GPT-4 outperformed ChatGPT in responding to non-English questions related to cirrhosis. This could be explained by the fact that GPT-4 was trained using a larger pre-trained dataset with more examples of text in various languages.[20] Regarding pre-processing of data, GPT-4 has improved tokenization and handling of unique characters found in different languages. Moreover, GPT-4 is equipped with enhanced training techniques, including transfer learning, zero-shot or few-shot learning (as explained above), multilingual data sampling, and cross-lingual pre-training, allowing it to comprehend and answer non-English questions more effective than ChatGPT.
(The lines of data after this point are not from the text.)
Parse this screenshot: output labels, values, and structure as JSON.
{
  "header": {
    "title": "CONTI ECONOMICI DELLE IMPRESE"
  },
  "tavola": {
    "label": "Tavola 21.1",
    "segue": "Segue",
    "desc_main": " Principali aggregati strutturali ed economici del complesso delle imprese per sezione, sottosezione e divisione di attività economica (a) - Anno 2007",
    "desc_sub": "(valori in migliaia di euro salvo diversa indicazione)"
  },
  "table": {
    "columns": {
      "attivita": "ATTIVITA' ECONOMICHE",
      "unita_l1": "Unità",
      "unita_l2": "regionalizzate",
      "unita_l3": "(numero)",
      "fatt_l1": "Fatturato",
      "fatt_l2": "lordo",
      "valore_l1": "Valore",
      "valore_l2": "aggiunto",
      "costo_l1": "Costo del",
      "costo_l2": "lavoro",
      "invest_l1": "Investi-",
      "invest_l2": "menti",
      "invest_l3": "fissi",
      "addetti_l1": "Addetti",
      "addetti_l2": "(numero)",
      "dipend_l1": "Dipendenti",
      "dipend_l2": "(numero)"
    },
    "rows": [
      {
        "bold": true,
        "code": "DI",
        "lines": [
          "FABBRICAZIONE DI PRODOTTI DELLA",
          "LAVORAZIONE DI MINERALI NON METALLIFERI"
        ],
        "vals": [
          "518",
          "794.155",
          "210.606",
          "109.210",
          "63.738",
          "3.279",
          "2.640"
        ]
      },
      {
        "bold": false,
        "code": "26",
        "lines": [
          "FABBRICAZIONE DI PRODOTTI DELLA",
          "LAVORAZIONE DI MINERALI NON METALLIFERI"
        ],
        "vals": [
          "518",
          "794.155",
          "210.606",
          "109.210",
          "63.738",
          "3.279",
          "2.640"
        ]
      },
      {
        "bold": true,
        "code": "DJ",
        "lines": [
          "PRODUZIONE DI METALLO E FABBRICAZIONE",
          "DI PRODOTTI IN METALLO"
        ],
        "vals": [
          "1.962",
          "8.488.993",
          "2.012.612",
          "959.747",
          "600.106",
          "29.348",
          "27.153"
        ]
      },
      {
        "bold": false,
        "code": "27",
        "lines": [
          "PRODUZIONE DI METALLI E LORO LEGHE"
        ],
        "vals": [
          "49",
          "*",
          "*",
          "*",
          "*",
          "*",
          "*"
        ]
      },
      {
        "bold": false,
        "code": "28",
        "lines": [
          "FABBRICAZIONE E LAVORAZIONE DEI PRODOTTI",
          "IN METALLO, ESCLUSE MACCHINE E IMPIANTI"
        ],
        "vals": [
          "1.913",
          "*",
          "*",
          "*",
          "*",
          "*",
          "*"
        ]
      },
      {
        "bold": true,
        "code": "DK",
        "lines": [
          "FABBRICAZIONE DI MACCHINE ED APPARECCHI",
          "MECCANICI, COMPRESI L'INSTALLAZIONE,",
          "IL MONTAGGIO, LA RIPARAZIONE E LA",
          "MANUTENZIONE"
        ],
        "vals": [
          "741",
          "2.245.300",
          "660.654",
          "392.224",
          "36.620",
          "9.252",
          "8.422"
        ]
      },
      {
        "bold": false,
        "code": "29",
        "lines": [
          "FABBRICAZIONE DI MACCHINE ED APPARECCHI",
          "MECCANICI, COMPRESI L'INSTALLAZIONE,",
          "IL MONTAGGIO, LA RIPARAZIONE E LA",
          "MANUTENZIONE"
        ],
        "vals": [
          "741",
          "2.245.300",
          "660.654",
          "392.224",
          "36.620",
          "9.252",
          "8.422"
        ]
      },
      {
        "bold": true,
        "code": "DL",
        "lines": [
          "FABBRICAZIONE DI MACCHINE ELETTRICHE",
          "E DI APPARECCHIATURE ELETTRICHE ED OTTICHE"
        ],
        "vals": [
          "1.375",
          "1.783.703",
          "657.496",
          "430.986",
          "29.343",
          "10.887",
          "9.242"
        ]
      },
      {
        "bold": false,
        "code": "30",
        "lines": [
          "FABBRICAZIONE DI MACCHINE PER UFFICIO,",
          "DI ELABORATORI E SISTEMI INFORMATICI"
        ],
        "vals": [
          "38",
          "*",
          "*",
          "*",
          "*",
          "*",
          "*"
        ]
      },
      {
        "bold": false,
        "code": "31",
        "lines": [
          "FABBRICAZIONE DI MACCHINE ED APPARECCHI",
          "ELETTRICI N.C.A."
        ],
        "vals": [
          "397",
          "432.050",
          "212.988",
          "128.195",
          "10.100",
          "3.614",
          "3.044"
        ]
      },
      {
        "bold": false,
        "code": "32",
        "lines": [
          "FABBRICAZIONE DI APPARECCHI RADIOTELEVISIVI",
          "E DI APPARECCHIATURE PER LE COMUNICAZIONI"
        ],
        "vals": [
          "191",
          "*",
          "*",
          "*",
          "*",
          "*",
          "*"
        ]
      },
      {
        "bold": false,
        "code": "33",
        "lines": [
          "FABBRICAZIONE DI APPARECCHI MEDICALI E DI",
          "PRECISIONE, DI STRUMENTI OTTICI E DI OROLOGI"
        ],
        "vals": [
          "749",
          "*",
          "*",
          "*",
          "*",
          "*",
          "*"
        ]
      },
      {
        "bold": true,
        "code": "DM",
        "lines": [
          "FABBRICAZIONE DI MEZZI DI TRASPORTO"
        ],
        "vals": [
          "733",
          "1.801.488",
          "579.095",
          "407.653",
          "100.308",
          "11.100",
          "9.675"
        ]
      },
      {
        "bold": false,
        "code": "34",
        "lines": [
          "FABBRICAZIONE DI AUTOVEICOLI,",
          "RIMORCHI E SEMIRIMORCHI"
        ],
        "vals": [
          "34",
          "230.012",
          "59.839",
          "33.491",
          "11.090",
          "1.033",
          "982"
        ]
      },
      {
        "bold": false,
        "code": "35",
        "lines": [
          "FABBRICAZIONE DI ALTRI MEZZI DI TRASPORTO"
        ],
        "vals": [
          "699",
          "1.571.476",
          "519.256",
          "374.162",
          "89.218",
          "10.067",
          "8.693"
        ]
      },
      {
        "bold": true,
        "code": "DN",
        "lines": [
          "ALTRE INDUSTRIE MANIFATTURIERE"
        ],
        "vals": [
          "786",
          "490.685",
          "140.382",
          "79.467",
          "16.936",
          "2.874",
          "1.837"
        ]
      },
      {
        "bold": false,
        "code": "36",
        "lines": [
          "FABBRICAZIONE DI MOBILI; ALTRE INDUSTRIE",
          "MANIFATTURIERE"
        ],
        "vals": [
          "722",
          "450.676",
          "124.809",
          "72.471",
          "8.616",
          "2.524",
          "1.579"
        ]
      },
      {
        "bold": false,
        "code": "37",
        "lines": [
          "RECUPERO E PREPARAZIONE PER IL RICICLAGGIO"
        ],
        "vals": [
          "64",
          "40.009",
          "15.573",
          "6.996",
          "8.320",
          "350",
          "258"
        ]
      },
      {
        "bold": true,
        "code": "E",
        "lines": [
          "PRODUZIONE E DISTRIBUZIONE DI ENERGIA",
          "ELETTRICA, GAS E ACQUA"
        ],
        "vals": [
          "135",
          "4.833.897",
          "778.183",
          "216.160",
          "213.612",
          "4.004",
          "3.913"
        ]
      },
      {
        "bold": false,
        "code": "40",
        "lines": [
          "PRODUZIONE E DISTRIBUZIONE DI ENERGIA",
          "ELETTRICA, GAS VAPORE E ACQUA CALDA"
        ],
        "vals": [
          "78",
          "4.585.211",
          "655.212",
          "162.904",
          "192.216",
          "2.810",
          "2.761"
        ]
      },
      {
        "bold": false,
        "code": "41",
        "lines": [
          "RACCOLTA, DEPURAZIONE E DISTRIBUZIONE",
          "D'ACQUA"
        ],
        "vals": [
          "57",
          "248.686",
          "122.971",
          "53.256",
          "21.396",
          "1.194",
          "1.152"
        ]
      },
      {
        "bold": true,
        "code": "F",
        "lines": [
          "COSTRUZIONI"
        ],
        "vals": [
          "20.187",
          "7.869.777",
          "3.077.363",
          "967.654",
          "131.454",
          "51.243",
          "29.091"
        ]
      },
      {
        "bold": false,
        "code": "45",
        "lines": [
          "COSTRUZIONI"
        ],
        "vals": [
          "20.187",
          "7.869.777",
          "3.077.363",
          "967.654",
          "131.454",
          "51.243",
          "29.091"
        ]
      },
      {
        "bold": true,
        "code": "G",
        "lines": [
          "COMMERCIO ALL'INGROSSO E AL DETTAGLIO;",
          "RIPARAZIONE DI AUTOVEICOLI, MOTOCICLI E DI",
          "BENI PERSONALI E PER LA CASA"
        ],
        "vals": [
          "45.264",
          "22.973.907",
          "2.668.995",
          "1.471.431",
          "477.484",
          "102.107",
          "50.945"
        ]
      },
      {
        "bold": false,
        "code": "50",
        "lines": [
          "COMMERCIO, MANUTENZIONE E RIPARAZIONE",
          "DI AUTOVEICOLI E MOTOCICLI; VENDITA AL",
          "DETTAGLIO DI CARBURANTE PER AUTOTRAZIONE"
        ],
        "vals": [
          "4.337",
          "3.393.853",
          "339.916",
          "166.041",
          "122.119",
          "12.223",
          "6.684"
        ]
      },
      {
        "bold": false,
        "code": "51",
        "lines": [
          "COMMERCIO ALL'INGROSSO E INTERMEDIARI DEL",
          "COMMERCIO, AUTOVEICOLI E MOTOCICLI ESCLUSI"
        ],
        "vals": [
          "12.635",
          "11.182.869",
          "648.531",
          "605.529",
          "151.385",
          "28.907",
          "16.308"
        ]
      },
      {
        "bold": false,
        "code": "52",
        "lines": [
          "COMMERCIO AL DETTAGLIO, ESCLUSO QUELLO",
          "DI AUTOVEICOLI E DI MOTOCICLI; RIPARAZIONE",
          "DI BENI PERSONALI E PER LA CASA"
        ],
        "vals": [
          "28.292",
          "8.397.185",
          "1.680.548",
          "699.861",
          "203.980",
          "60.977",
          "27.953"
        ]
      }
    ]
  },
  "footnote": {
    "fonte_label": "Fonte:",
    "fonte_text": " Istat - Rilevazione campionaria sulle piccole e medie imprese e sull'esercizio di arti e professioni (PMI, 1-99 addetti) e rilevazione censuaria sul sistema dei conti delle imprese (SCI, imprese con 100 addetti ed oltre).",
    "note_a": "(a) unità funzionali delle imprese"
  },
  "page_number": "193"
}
In conclusion, we demonstrated a significant improvement in GPT-4’s ability to comprehend and accurately respond to both English and non-English cirrhosis-related questions. The advancements of GPT-4 over its predecessor highlight the potential for more accurate and reliable language model applications in diverse linguistic contexts. These advancements have important implications for patients who have language discordance with their healthcare providers and will contribute to equalizing health literacy on a global scale by delivering accurate and comprehensive explanations.
Data Availability
All data produced are available online using ChatGPT
Acknowledgments
GPT-4 was used to paraphrase the part of the manuscript.
Footnotes
↵* The 2 authors share co-first authorship
Conflict of Interest Statement: None declared.
Funding/Support: None
Ethics Approval: Since all responses from OpenAI were publicly available, approval from the institutional review board was not sought.